Under the EU’s emission trading scheme (ETS), member states are given targets about how much carbon dioxide they are pe-rmitted to emit as part of the EU’s drive to reduce overall levels.
Each country’s national allocation is divided among industrial users and power generators.
Under the ETS, if companies exceed permitted levels they have to buy carbon permits from companies that have not used their full allocation.
The scheme has created a thriving market in permits, with the price topping Euro30 a tonne of carbon emission at one point last week before collapsing to less than half that figure after news of the performance of a number of countries, including France, the Netherlands and the Czech Republic, reached the market.

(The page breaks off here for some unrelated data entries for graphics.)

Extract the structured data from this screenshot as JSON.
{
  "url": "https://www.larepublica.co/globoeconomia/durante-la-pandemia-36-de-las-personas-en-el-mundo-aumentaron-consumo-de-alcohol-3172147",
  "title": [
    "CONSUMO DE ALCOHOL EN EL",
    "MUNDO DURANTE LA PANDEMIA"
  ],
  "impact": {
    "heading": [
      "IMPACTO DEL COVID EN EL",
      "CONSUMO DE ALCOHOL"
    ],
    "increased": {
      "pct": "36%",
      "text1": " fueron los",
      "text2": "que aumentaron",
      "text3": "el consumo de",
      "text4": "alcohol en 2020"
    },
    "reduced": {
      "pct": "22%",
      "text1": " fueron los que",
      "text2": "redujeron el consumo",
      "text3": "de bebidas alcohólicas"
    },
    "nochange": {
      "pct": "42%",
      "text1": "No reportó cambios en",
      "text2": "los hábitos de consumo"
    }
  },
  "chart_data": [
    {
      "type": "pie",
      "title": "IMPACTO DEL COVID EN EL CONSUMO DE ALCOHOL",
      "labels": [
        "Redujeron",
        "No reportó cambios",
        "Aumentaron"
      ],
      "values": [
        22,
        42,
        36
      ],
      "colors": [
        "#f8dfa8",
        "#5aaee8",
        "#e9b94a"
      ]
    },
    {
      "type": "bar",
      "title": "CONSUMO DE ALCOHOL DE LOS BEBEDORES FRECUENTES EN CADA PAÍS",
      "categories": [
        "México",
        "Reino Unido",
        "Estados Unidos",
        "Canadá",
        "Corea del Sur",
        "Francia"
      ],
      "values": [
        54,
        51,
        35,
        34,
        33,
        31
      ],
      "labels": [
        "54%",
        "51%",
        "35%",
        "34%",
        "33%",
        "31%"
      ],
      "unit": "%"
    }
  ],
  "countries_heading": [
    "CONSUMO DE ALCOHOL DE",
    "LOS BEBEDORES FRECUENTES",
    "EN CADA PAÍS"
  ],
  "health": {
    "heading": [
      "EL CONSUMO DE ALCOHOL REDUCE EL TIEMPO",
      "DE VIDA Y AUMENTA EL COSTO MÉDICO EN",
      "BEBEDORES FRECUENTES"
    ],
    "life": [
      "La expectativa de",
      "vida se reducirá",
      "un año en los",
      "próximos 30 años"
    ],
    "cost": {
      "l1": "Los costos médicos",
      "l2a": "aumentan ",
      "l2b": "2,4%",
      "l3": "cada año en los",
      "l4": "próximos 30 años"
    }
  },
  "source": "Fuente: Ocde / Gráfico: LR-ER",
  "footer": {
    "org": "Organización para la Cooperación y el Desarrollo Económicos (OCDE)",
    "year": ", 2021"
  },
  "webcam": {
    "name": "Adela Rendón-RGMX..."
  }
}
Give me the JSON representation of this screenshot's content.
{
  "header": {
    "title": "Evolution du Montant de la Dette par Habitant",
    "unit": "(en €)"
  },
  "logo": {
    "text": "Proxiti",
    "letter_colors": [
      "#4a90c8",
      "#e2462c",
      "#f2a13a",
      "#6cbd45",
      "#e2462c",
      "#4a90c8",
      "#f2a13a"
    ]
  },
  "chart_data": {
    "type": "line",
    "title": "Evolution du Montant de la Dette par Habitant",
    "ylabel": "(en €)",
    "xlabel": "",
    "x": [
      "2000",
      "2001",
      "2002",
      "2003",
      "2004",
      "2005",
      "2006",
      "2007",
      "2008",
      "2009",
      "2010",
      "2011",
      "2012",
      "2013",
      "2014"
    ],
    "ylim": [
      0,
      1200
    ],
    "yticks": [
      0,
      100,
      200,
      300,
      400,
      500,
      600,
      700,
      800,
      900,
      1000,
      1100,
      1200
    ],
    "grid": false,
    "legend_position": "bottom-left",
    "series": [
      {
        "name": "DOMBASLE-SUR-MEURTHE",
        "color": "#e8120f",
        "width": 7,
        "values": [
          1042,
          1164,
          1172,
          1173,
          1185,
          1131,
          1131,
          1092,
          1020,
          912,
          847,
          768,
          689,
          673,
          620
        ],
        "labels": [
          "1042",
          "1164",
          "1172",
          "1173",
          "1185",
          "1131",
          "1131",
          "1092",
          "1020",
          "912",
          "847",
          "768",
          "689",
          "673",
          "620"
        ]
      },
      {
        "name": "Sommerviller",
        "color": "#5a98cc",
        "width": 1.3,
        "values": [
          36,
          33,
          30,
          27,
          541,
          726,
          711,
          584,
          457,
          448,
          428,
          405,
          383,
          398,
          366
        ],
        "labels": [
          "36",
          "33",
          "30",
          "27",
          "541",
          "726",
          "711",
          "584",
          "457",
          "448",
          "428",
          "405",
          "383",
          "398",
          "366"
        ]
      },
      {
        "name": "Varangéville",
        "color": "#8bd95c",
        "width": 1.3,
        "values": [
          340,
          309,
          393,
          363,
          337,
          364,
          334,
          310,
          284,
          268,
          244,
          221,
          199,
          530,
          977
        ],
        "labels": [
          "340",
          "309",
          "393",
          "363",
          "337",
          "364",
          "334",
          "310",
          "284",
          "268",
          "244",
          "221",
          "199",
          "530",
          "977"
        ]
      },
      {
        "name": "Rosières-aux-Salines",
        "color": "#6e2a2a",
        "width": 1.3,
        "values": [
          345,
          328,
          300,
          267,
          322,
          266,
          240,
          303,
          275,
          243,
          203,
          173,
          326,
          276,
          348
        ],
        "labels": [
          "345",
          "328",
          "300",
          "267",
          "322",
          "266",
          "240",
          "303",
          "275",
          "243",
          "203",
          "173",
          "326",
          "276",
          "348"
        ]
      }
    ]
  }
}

Market sources said the price had fallen because the figures were below expectations, leading some to conclude that there would be lower demand for permits. The carbon price fall contributed to a reduction in wholesale power prices and hit the share price of energy companies.
The commission spokeswoman said countries had four months from the year end to report 2005 emission levels to the commission, which would then make an announcement on the position across the 25-nation bloc this month. “The idea was that member states are supposed to report to us,” she said. Market sources suggested that Brussels may have asked the countries still to report to keep the data private until May 15.